Жена, проворная и довольно-таки сварливая тетка Юста, называла его по-деревенски: не Захар, а Захара, даже еще и по-своему, без «р» — Захава.
Утром, задав корм Гнедому, корове с телушкой и овечкам. Качка любил задержаться на гумне. Трясянки на день натрясти, подмести ток, походить немного между невысокими скирдами сена и соломы, почти беспрерывно бухая неотвязным кашлем.
Однако ж как раз тогда, когда человеку нужны были одиночество и тишина, баба выбегала на порог и тоном приказа бросала через двор:
— Захава, есть иди!
— Иду! — миролюбиво отзывался он. Но сразу не шел, а все еще понемногу бухал.
Тогда она снова выбегала из сеней.
— За-ха-ва! Есть иди, чтоб ты наелся чемевыцы, чтоб ты!
— Да иду!
Однако все еще копался.
В третий раз Юста автоматила долгой очередью:
— Есть иди, сказала! Что ты там возишься, чтоб тебя свиньи под плетнем возили, чтоб тебя! Что ты толчешься там, чтоб ты после смевти толкся козою, чтоб ты!..
Тогда уже хозяин показывался в черном проеме гуменных ворот.
— Распронаперекувыркутвою!.. Бу-ху, бу-ху!.. Тигра ты уссурийская! Я ж сказал, что иду!..

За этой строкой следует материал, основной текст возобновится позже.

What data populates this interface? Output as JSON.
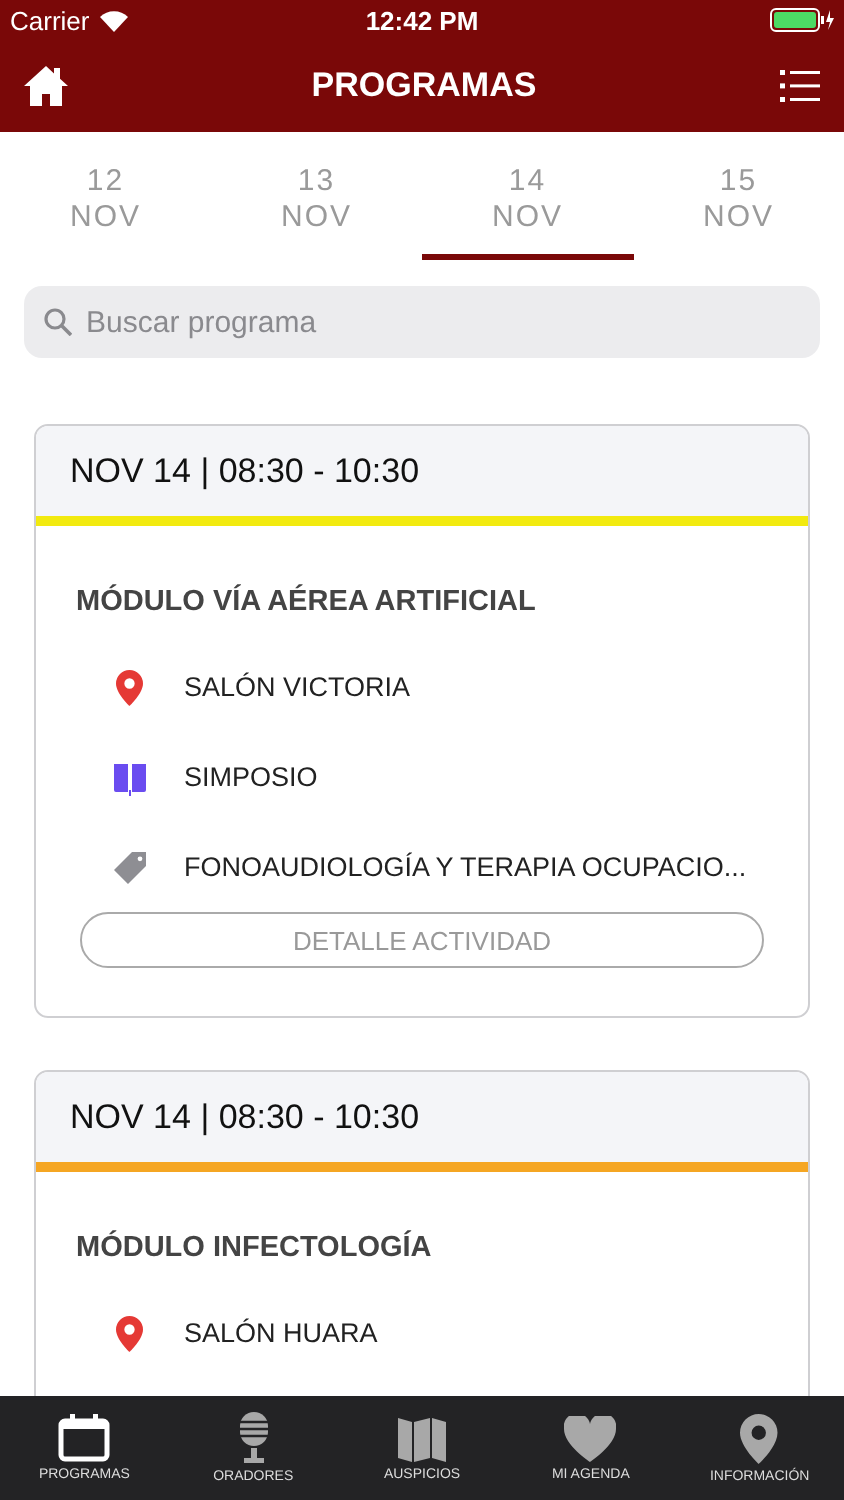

Юста исчезала в сенях, а он помаленьку закрывал гумно и не торопясь шел в хату.
Диалог требует пояснения.
Ругань тетки Юсты заключала в себе два сложных образа. Возить хозяина под плетнем свиньи могли не только пьяного — таким же мог быть и конец человека. Ходить после смерти козою — здесь уже был не только намек на колядный, рождественский вертеп, а какой-то даже буддизм с его переселением душ. Однако не скажешь, чтобы дядька Захара принимал все эти проклятия всерьез. Бабья ругань была на этот раз не очень и злобная, обычная.
Сидя у нас по-соседски с куделью, тетка Юста могла, например, рассказывать моей матери так:
— Завезала позавчева два гуся и говою своему: «Деви, Захава, певья, чтоб ты на стену двався, чтоб ты!..»

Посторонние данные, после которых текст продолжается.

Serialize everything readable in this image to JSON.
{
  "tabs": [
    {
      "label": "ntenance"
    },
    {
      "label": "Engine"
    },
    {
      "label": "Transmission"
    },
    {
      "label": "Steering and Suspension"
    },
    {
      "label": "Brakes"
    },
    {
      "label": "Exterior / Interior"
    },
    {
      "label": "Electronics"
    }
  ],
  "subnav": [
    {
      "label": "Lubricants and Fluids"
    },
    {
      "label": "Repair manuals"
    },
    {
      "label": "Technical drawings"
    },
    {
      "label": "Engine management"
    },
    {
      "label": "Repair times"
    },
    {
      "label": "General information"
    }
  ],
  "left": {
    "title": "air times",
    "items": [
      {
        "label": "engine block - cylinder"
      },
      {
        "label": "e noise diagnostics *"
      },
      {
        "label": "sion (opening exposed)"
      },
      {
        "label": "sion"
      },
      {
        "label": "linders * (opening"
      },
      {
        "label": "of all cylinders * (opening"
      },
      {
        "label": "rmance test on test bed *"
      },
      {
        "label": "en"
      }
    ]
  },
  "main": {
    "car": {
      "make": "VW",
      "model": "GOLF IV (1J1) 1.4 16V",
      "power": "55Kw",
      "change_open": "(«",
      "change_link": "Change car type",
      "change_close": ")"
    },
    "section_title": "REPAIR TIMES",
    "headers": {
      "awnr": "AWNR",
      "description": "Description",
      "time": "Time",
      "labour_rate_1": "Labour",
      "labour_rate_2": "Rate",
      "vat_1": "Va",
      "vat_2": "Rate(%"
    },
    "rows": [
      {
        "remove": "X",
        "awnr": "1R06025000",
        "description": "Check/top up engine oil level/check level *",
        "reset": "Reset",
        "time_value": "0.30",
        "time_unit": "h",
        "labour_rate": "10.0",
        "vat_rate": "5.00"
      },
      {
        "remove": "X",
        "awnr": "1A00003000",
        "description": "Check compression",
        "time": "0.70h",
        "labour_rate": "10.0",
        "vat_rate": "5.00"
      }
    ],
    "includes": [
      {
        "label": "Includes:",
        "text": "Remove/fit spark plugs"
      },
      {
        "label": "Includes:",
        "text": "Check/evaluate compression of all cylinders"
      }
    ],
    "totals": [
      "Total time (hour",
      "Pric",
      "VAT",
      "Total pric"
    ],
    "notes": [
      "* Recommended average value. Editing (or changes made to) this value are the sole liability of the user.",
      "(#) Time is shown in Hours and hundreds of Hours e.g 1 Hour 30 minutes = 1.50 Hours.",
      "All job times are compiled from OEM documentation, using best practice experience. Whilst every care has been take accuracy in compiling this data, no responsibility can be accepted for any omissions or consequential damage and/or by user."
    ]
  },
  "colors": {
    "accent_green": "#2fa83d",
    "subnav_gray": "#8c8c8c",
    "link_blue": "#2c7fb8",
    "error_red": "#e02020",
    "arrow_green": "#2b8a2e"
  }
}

На стену люди «дрались», лезли, с большой беды. «Горбачи насобирали грибов, наварили, наелись, а потом всей семьей на стену лезли. Не дай боже!..» Такое, говорили, когда-то случилось.
Ну, а представлять, как это дядька Захара лезет на стену — с одним своим глазом, с седым ежиком и короткой седой бороденкой, — это было, конечно, весело. Мне, сорванцу.

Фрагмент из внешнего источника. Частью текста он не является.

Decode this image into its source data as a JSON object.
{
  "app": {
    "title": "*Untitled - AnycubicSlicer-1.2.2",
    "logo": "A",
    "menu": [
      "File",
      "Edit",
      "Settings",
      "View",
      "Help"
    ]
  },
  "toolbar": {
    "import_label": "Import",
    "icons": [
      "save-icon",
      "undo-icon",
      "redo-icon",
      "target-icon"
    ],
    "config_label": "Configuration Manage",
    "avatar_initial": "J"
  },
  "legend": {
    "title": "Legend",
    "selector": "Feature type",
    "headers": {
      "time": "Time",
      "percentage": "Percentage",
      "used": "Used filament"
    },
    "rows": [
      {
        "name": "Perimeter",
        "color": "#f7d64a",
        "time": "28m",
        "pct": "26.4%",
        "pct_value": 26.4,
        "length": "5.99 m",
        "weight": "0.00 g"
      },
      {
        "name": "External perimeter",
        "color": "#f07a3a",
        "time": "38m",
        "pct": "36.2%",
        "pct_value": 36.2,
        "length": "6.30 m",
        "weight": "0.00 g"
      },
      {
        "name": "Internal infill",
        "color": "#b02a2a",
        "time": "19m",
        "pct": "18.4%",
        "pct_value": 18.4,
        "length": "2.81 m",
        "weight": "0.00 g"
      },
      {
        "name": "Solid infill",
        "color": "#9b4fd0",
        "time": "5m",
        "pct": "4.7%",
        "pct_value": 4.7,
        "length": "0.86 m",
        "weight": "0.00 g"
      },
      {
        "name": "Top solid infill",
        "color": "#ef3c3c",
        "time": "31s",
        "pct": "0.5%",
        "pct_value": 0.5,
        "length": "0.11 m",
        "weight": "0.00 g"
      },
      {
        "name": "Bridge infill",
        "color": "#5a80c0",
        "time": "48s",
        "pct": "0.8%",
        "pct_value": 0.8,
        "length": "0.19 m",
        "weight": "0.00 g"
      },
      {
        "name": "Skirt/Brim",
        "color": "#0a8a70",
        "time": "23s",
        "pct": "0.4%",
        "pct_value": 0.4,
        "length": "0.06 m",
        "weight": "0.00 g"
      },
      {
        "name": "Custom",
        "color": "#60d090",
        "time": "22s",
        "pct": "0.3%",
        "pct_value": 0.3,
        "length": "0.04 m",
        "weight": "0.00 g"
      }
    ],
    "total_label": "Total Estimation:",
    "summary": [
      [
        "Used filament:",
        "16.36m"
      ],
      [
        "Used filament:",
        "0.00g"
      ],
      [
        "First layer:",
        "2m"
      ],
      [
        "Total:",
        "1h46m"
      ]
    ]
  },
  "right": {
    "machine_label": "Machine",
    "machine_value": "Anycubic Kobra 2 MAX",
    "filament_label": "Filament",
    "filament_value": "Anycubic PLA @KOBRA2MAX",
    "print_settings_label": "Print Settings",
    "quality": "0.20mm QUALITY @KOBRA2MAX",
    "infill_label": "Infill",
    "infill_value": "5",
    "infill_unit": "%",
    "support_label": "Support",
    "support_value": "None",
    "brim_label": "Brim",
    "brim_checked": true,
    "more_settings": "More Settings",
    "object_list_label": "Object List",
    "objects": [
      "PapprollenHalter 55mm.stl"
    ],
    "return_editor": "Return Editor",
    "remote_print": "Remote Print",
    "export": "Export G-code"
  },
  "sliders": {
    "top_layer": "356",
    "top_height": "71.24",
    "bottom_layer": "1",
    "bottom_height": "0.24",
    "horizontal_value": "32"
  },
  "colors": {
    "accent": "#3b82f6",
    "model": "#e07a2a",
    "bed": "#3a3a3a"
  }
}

Зла в той ругани, повторим, не таилось. Была даже поэзия, пускай себе грубая, однако ж и хлесткая. Я, тогда еще не коровий, а только свиной пастушок, мог насчитать сколько хочешь этих проклятий. «Что ты там долбишь, чтоб тебе ворон глаза выдолбал!», «Сколько ты сыпать будешь, чтоб тебе губы обсыпало!», «Чего ты сидишь, чтоб ты камнем сел!», «Почему ты не едешь, чтоб ты боком ездил!», «Распелись тут под окном, чтоб вы пели за хлеб!» — и так без конца. А у тетки Юсты еще и с повторением: «Чтоб ты!..»
Что касается «уссурийской тигры» и той многоступенчатой «перекувырки», так здесь уже выступает бывалость и важность дядьки Захары.
На царской службе он был старшим унтером какого-то особого железнодорожного батальона, «стоял» в каком-то для нас, маленьких слушателей, таинственном Никольск-Уссурийске, «стоял» и в еще более загадочном Китае, называл китайские города, среди которых больше всего один — Танку… Через несколько лет я случайно нашел в одной книге разъяснение многому из его рассказов. Старший унтер Качко принимал невольное, неосознанное участие в международном удушении ихэтуаньского («боксерского») восстания, и то его пьяное или только темное: «Берешь ходю за косичку и — нагайкой!» — было, по сути, очень несмешным… Однако в рассказах дядьки Захары, едва ли не сказочно отдаленных по месту и времени действия, слушатели ловили и воспринимали прежде всего смешное. Тем более, известно, дети, совсем невинная простота.
Я дружил тогда с Качкиным Володей, таким же, как и я, дошкольником, и зимние рассказы в их хате мы могли каждый вечер, да к тому же еще и с теплой печи, слушать сколько нам хотелось.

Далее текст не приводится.